WTO yang termasuk penyokong
kapitalisme, imperialisme menguasai berbagai negara yang bergantung di seluruh
dunia yang melahirkan penderitaan dan kemiskinan yang tak berkesudahan terhadap
rakyat. WTO pencetus Liberalisasi pendidikan telah menjadi mesin eksploitasi
terhadap rakyat dalam aspek ekonomi yang menyebabkan semakin tak terelakkan
mahalnya pendidikan yang harus di tanggung oleh rakyat dan mengubah tujuan
pendidikan melalui kurikulum sampah yang tidak menjamin kemajuan kebudayaan dan
kesejahteraan rakyak. Pendidikan telah di jadikan mesin pencetak tenaga kerja
yang murah dengan skill dan pengetahuan yang rendah untuk memenuhi kepentingan
pasar dan para kapitalis yang kemudian di eksploitasi, dihisap dan ditindas.
KOMERSIALISASI GAYA BARU DALAM
BENTUK UANG KULIAH TUNGGAL (UKT)
Di tahun 2013 semua
perguruan tinggi Negri wajib melaksanakan kebijakan baru dari Direktorat
Perguruan tinggi, yaitu uang kuliah tunggal (UKT), yang menurut pemikiran saya
adalah bentuk komersialisasi gaya baru
pada perguruan tinggi yang tak lepas dari kebijakan WTO dalam meliberalisasi
sektor jasa/pandidikan. Berakar pada Undang - Undang No 12 Tahun 2012 Pasal 88
dan PERMENDIKBUD No 55 Tahun 2013 , sistem ini mulai diterapkan pada tahun
ajaran / semester ini yang kemudian pada tahun ini menumbulkan berbagai polemik
yang secara langsung memberat kan calon mahasiswa yang ingin masuk keperguruan
tinggi.
Banyak keluha kesah dari berbagai
mahasiswa dan orang tua mahasiswa atas kebijakan UKT ini. Karena apa yang di
dapatkan mulai fasilitas, almamater, praktikum dll.
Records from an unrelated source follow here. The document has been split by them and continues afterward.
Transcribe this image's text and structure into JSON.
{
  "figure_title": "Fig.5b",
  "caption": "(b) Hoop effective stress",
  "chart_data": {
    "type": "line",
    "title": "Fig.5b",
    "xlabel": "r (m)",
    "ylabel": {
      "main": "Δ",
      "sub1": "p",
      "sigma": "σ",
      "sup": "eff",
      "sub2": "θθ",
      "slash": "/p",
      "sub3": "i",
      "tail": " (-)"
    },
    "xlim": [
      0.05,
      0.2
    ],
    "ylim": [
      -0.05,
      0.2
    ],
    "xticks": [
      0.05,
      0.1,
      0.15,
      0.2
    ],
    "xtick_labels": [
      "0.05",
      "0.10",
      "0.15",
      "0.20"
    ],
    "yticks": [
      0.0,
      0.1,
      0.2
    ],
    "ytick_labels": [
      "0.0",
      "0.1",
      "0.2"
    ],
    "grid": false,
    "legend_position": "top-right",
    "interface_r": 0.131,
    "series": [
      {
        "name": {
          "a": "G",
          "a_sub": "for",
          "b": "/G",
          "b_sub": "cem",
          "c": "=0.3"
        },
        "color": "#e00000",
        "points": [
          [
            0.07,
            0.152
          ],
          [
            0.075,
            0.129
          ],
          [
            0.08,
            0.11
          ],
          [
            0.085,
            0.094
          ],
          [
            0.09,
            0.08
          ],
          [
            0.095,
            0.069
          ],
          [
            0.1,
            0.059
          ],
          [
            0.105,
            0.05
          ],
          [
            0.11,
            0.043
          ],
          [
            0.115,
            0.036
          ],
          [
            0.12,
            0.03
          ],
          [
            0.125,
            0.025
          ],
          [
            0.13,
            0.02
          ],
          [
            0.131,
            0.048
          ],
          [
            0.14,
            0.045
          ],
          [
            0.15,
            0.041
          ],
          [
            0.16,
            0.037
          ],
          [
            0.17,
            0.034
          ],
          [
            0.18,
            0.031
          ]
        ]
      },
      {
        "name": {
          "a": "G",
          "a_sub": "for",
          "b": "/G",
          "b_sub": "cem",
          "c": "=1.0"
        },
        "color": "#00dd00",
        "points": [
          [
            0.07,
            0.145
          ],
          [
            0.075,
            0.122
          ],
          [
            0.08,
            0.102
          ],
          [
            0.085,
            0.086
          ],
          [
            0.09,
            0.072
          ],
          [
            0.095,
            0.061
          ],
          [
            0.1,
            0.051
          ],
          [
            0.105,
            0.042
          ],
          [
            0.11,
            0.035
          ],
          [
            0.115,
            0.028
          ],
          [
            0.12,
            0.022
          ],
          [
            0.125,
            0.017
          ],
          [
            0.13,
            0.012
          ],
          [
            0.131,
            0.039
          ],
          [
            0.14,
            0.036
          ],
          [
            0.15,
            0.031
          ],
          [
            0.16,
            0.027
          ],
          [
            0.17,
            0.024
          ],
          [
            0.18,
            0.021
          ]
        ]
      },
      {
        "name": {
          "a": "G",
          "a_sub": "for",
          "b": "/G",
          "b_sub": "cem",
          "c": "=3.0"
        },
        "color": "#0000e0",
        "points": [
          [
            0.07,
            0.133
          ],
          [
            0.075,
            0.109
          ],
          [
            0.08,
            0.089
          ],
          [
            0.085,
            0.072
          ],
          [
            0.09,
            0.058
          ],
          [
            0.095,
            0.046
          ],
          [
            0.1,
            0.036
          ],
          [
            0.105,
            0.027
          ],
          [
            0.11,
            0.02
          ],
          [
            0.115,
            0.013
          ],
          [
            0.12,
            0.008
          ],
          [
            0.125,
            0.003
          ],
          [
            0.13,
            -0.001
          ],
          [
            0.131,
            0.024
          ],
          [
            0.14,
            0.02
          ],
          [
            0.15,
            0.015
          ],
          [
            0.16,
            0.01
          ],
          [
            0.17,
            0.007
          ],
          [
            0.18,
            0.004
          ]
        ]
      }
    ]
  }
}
Tidak sesuai dengan apa
yang mereka harapkan dari besaran UKT yang mereka telah bayar.
Adapun dasar hukum UKT yaitu Surat Edaran Dirjen Dikti No.
305/E/T/2012 tertanggal 21 Feb 2012
tentang Larangan Menaikkan Tarif Uang Kuliah, Surat Edaran Dirjen Dikti nomor
488/E/T/2012 tanggal 21 Maret 2012 tentang Tarif Uang Kuliah SPP di Perguruan
Tinggi, Surat Edaran Dirjen Dikti 274/E/T/2012 bertanggal 16 Februari 2012
tentang Uang Kuliah Tunggal, Surat Edaran Dirjen Dikti No. 21/E/T/2012 tanggal
4 Januari 2012 tentang Uang Kuliah Tunggal. Terakhir, Dikti mengeluarkan Surat
Edaran No. 97/E/KU/2013 tentang Uang Kuliah Tunggal yang berisi Permintaan
Dirjen Dikti kepada Pimpinan PTN untuk menghapus uang pangkal dan melaksanakan
Uang Kuliah Tunggal (UKT) bagi mahasiswa baru program S1 reguler mulai tahun
akademik 2013/2014. Kemudian dalam Rapat antara Direktorat Perguruan Tinggi
(Ditjen Dikti) dengan para rektor sejumlah PTN yang diselenggarakan di Bandung,
2 Juni 2012 untuk membahas penerimaan mahasiswa baru tahun 2013, Dikti kembali
menghimbau PTN untuk melaksanakan kebijakan UKT dan mekanisme pemberian BOPTN.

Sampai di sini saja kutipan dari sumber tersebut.